Vertov la pensava diversamente, ma solo sull’ordine delle priorità. Per lui il politico del cinema non consisteva in primo luogo in una semantica, come in Ejzenštejn. Consisteva in primo luogo in una pragmatica. Anche per lui, in altri termini, il cinema dischiudeva la straordinaria possibilità di riorganizzare la comprensione delle cose, o meglio del loro “movimento”, mettendo a nudo i processi di produzione che ciascuna cosa porta con sé. Celebre e innovativa, sotto questo profilo, la sequenza di Kinoglaz in cui da un filone di pane esposto nella vetrina di un fornaio si risale, all’indietro, fino alla semina del grano che ne è stata all’origine attraversando tutte le trasformazioni lavorative che si debbono interporre tra l’inizio e la fine del processo. Un movimento di “defeticizzazione” della merce, per così dire, condotto alla piena visibilità.

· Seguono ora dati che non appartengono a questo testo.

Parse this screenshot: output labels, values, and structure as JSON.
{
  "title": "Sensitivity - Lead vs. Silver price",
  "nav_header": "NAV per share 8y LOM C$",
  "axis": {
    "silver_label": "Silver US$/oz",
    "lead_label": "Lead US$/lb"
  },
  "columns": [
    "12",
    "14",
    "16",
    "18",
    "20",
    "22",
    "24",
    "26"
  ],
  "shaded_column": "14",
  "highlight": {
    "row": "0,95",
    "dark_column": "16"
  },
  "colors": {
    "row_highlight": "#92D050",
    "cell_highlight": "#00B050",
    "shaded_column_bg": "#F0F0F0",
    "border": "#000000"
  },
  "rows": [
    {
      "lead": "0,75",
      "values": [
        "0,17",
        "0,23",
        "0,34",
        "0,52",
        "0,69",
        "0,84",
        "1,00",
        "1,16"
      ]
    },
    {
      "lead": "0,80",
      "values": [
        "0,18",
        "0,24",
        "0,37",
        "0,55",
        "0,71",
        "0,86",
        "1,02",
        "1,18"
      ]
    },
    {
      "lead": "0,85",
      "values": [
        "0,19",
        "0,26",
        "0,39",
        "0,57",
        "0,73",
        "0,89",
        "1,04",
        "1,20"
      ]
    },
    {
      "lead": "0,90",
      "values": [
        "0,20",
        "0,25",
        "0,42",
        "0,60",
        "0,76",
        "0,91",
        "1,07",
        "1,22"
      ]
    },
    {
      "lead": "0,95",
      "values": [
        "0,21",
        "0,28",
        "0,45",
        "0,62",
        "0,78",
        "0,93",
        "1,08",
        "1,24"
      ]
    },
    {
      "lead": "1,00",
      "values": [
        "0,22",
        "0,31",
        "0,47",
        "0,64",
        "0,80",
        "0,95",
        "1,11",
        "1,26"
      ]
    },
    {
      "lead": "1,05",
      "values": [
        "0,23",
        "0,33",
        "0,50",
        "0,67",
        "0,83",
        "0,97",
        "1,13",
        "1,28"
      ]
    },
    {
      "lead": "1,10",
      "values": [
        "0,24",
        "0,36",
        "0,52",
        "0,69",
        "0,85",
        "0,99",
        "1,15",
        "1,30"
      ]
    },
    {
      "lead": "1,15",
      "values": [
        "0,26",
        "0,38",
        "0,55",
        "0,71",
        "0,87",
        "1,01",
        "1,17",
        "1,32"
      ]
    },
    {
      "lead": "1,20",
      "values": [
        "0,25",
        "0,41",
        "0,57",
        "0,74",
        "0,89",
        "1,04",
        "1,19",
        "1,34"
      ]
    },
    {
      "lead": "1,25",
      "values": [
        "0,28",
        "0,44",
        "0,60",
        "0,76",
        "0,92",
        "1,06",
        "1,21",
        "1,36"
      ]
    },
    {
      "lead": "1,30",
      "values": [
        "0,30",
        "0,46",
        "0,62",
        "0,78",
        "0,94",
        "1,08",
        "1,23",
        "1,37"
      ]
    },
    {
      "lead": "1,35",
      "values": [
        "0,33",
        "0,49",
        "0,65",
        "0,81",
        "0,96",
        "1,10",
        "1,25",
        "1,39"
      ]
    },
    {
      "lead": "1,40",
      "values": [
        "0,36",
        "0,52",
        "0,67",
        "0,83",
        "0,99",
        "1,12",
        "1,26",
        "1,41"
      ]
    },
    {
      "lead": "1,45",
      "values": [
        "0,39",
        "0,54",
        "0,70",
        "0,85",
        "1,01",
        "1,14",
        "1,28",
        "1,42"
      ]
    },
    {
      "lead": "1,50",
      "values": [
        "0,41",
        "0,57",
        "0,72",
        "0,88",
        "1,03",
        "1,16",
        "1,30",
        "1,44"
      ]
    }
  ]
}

Sembrerebbe anche questa una direttrice semantica del cinema politico. Ma così non è, o non lo è in primo luogo, perché per Vertov l’essenziale era che questi processi, dei quali Kinoglaz non voleva che esporre una specie di grammatica elementare, fossero presi in carico direttamente “dalle masse operaie e contadine”, implementando la loro attiva “cinematizzazione”. Ecco perché ho parlato di “pragmatica”: alla schermizzazione (del Capitale o di altro) di Ejzenštejn, Vertov contrapponeva la “cinematizzazione” delle masse.  Delle quali masse – come accade oggi in rete per innumerevoli procedure di condivisone, come le Open Street Maps, per citarne una sola di cui è certo che Vertov sarebbe stato un fan – si supponeva che potessero alimentare in tempo reale la struttura del Kinoglaz (un’evidente anticipazione di Internet) scambiandosi esperienze di lavoro in senso stretto (cioè filmando come si opera in una miniera o nella costruzione di una centrale idroelettrica) e in senso allargato (cioè documentando quanto siano efficaci le tutele sindacali esistenti, quali le rivendicazioni specifiche ecc.). Non solo masse di consumatori di immagini, dunque, ma innanzitutto masse di produttori.

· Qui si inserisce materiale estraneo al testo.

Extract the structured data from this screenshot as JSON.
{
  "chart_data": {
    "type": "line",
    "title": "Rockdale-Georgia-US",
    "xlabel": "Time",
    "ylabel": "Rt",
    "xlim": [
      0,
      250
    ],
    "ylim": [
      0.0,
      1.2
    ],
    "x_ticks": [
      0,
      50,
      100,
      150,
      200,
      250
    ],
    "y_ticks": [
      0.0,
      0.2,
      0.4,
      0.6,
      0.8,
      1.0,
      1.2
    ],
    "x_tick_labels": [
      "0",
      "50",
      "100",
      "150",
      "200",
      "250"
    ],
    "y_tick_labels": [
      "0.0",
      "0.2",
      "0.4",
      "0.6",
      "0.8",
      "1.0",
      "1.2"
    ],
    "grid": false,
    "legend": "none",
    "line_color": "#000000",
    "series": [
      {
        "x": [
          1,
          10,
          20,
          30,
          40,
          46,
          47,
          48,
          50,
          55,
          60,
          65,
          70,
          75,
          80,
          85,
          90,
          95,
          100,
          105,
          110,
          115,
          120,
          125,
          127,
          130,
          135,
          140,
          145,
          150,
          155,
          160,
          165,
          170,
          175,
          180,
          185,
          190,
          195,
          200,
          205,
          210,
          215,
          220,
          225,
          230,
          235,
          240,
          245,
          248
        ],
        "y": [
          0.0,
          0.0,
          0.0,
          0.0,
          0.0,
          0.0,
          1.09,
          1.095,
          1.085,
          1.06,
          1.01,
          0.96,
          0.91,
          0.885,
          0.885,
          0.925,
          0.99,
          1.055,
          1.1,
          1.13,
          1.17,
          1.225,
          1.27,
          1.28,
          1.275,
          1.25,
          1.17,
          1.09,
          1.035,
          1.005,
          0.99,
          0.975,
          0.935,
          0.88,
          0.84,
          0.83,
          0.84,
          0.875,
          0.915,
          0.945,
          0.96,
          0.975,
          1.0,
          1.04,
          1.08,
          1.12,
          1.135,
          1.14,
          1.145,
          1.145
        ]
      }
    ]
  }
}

Schermizzazione e cinematizzazione, dunque. Una semantica e una pragmatica (interattiva) del politico. Questa fu la principale – e per certi versi sensazionale e ancora inesplorata – proposta dei due principali artefici del cinema politico rivoluzionario. Una proposta che nell’anno fatidico dei due film che ho ricordato prima – il 1929 dell’Uomo con la macchina da presa e Il vecchio e il nuovo – aveva già esaurito del tutto la sua “forza propulsiva”. Ma l’aveva esaurita per motivi squisitamente contingenti, che si chiamano: controllo statale, censura, interdizione al lavoro. I due film, così, si somigliano almeno in questo: che entrambi denunciano la fine (provvisoria?) di un progetto. Quello di Ejzenštejn lo fa intonando un potente e talora terribile controcanto agli slogan della collettivizzazione delle campagne. Quello di Vertov riflettendo sulle figure della reciprocità (il vedere e, insieme, l’esser visti come essenza intersoggettiva del dispositivo della ripresa cinematografica) in assenza di oggetti condivisi sui quali esercitare la riflessione stessa.

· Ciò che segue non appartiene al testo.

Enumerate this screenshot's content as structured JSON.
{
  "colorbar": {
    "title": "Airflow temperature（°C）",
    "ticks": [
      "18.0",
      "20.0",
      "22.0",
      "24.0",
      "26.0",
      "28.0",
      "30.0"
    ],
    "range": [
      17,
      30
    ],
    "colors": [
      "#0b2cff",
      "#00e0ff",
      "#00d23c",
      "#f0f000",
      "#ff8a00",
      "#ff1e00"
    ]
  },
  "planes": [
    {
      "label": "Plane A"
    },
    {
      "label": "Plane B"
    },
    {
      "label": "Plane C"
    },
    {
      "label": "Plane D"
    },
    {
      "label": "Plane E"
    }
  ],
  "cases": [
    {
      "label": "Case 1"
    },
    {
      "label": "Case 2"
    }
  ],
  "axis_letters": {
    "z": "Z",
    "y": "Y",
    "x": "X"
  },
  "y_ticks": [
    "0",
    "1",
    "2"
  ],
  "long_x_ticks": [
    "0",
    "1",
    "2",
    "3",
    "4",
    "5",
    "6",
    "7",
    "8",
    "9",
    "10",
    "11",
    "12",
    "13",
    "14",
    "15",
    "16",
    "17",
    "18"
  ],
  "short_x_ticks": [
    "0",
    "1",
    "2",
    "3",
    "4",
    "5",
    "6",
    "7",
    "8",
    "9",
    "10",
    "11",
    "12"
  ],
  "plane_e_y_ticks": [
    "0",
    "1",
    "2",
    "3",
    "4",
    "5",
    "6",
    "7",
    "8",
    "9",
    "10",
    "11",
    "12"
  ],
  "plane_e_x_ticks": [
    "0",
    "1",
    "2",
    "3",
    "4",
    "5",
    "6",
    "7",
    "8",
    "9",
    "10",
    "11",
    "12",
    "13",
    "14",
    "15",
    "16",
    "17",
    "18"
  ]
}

I due massimi protagonisti di quell’avventura si autocompresero, e si comportarono, come avversari irriducibili. Noi oggi vediamo che le due nozioni cardinali che ci hanno lasciato in eredità – la schermizzazione e la cinematizzazione – non solo non sono antagoniste, ma riemergono da ogni dove nell’ambito delle tecnologie digitali e delle risorse creative della rete. Sapremo essere buoni eredi di quel lascito? 

Riferimenti bibliografici
M. Ejzenštejn, La natura non indifferente, a cura di P. Montani, Marsilio, Venezia 2003.
M. Ejzenštejn, Teoria generale del montaggio, a cura di P. Montani, Marsilio, Venezia 2004.
P. Montani, Dziga Vertov, Il Castoro Cinema, La Nuova Italia, Firenze 1975.
D. Vertov, L’occhio della rivoluzione, a cura di P. Montani, Mimesis, Milano 2011.